Mateo pulled a book off the shelf and showed her the cover. “21st Century Cross Stitch? I’m terrified.”
She just shook her head and pulled on the carved statue of the wolf to release the hidden latch.
“I should have guessed,” he said flatly, and she missed the wild enthusiasm of the truth serum.
The shelf swung toward them, and they both stepped out of the way as it revealed the double secret werewolf room where the twins had been collecting weapons, potions, and a giant library of every book ever written that they thought could help protect them.
“Holy shit,” Mateo said and stepped inside.
She felt cold without him touching her, or maybe it was just the room, filled with so much violence and hatred.
It looked less violent now because all the weapons were arranged in the foyer and not on their hooks on the wall.
He looked around the room and stepped toward the bookshelves.
He flipped one open and showed her a gruesome drawing of a half man half wolf. “Do they honestly believe this shit?”
She leaned against the doorjamb, strangely unwilling to go any further. “Honestly, I don’t know.”
He closed the book and started rummaging through the others. There were books from every age, including a couple of old wrinkled scrolls, but he bypassed them to pick up a heavy tome she had never seen before on the second-to-bottom shelf in the back. He shook out the hand not holding it. “Should I be worried that this book is tingling?”
“What on earth? Don’t open it; maybe it could be a?—”
He opened it. Nothing happened.
“—charm,” Cat finished.
“A charm would be a bad thing?” Mateo asked as he eyed the book.

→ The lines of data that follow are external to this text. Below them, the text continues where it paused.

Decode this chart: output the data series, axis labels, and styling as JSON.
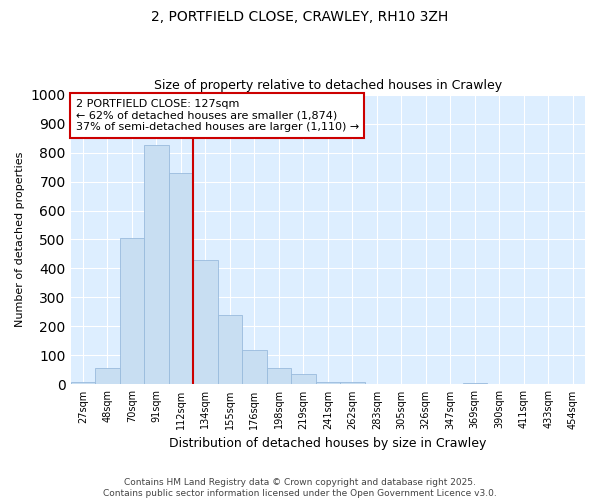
{
  "title_line1": "2, PORTFIELD CLOSE, CRAWLEY, RH10 3ZH",
  "title_line2": "Size of property relative to detached houses in Crawley",
  "categories": [
    "27sqm",
    "48sqm",
    "70sqm",
    "91sqm",
    "112sqm",
    "134sqm",
    "155sqm",
    "176sqm",
    "198sqm",
    "219sqm",
    "241sqm",
    "262sqm",
    "283sqm",
    "305sqm",
    "326sqm",
    "347sqm",
    "369sqm",
    "390sqm",
    "411sqm",
    "433sqm",
    "454sqm"
  ],
  "values": [
    8,
    57,
    505,
    825,
    728,
    430,
    240,
    118,
    57,
    35,
    10,
    10,
    3,
    3,
    1,
    0,
    5,
    0,
    0,
    0,
    0
  ],
  "bar_color": "#c8def2",
  "bar_edge_color": "#99bbdd",
  "vline_color": "#cc0000",
  "vline_pos": 4.5,
  "box_edge_color": "#cc0000",
  "annotation_text_line1": "2 PORTFIELD CLOSE: 127sqm",
  "annotation_text_line2": "← 62% of detached houses are smaller (1,874)",
  "annotation_text_line3": "37% of semi-detached houses are larger (1,110) →",
  "ylabel": "Number of detached properties",
  "xlabel": "Distribution of detached houses by size in Crawley",
  "ylim": [
    0,
    1000
  ],
  "yticks": [
    0,
    100,
    200,
    300,
    400,
    500,
    600,
    700,
    800,
    900,
    1000
  ],
  "footnote_line1": "Contains HM Land Registry data © Crown copyright and database right 2025.",
  "footnote_line2": "Contains public sector information licensed under the Open Government Licence v3.0.",
  "fig_bg_color": "#ffffff",
  "plot_bg_color": "#ddeeff"
}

“A charm is a stable piece of magic that doesn’t need a witch to activate it. It could be a very bad thing. Or not.”
“So this is a book and a charm?”
Cat looked down at the book and gasped. “That’s not a charm. That’s agrimoire.”
“What’s a grimoire?”
“A coven’s spell book. Another talent is scribing, written magic.” Cat spun back to the library to check that the Griffin’s grimoire still had pride of place under a bespelled plastic dome in the library proper. “And that’s not the Griffin’s grimoire. Whose is it?”
She took it from him and blinked at a flash of magic that whited out her vision.
“Not now,” she said through gritted teeth.
“What?”
“Nothing.” She shook her head, dispelling the sparks, and flipped through the book gingerly, more and more shocked. When did the twins pick up another coven’s grimoire? Usually, a coven ended up with one after a hostile takeover. The twins’ entire project of finding witches in foster care was to not do that. So where the hell did they find this?
She started searching the other shelves but couldn’t distinguish anything in the avalanche of paper. She rolled her eyes and called on her magic. Normally, she had to focus it through water or crystal, but this was the simplest question on earth. “Anything else?”
Her hand was drawn down to the bottom shelf, where she pulled out another thick tome, this one done in purple leather instead of red. She swallowed and touched it, bracing for another flash, but nothing happened. She hauled it into her arms and cracked it open to be sure.
They had two grimoires.
“What on earth are they thinking?” she mused.
She switched to the red one. The moment she opened the cover, the pages started flipping.
“That was a rhetorical question,” she whispered as the book’s pages flipped and flipped. They went faster and faster, and she held her breath until it settled close to the front of the book, where the oldest spells would be written. They met each other’s eyes and then looked down.